Abstract:
With the growing use of graph-based data on the web and concerns around the quality of published data, validating knowledge graphs has become increasingly important. The Shapes Constraint Language (SHACL) is a World Wide Web Consortium (W3C) recommendation to validate RDF graphs against predefined constraints.
Multiple SHACL engines have been developed that offer overlapping functionalities but also differ in several aspects (in terms of the data formats they can deal with, support of constraints and inference, reporting of constraint violations, and early detection of invalid entities, among others).
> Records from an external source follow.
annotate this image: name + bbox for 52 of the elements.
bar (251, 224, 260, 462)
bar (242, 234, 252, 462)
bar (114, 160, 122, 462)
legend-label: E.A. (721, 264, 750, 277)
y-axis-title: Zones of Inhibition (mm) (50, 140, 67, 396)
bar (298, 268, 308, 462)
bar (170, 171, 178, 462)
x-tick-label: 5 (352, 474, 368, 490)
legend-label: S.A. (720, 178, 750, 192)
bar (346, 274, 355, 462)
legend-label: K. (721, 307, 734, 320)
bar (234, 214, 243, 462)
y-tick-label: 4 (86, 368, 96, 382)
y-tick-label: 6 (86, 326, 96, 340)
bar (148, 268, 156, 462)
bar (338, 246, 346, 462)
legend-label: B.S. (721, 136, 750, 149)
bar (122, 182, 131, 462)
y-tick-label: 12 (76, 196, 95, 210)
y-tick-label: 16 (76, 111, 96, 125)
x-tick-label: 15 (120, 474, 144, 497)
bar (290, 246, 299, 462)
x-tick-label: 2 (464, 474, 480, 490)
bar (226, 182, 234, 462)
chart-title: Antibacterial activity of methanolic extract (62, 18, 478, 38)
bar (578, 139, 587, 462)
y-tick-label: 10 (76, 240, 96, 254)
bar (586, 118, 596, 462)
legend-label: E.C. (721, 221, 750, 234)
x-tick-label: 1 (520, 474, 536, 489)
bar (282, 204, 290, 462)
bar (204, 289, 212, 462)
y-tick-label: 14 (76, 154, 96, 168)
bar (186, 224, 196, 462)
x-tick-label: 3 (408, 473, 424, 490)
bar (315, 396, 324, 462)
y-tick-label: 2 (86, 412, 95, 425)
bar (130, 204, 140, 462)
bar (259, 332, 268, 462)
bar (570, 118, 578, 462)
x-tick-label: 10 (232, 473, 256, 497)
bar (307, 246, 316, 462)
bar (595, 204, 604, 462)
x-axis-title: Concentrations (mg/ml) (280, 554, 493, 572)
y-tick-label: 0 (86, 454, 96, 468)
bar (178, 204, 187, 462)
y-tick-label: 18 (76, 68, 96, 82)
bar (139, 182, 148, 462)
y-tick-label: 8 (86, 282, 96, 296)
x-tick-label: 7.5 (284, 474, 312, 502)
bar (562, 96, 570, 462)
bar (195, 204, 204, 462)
Some of these engines have been evaluated using performance benchmarks that rely entirely on partial or synthetic datasets, with little to no emphasis on conformance, which limits their applicability to full-scale real-world scenarios. Moreover, as application demands grow in terms of validation processing speed and quality, a good balance between efficiency and reporting correctness, completeness, and comprehensiveness has become critical. In this paper, we present the ERA-SHACL-Benchmark, a comprehensive benchmark for evaluating SHACL engines based on real data and shapes used by the European Agency of Railways (ERA) Register of Infrastructure (RINF) System . Our benchmark includes a suite of tests designed to assess engine correctness by comparing generated reports to expected outcomes, measure performance in terms of load time, validation time, and memory usage, and evaluate the completeness and comprehensiveness of the generated validation reports.